Google is enhancing its robots’ capabilities through Gemini AI, improving navigation and task completion. The DeepMind robotics team published a research paper detailing how Gemini 1.5 Pro's expansive context window allows users to interact with RT-2 robots using natural language commands.
This process involves capturing a video tour of a space, such as a home or office, during which the robot "watches" the footage to learn about the environment. It can then execute commands based on observations, such as guiding users to a power outlet when shown a phone and asked, "Where can I charge this?" DeepMind reports a 90 percent success rate for the Gemini-powered robot across over 50 user instructions in a 9,000-plus-square-foot area.
Researchers also noted “preliminary evidence” that Gemini 1.5 Pro enables robots to plan how to execute tasks beyond basic navigation.

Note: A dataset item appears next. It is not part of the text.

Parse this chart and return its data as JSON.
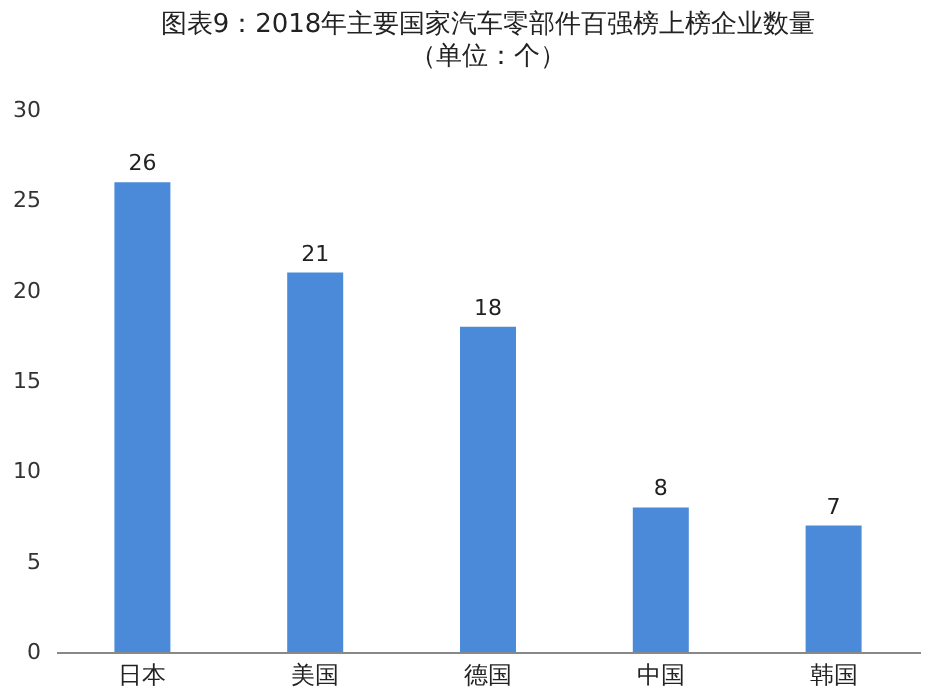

For instance, if a user asks if their favorite drink is available amidst a clutter of Coke cans, Gemini directs the robot to navigate to the fridge, check for Cokes, and return with the results. DeepMind intends to explore these findings further.
While Google's video demonstrations are impressive, they reveal that the robot takes between 10 to 30 seconds to process each instruction, as noted in the research. Although we may not be sharing our homes with advanced environment-mapping robots just yet, these machines could soon help us locate our missing keys or wallets.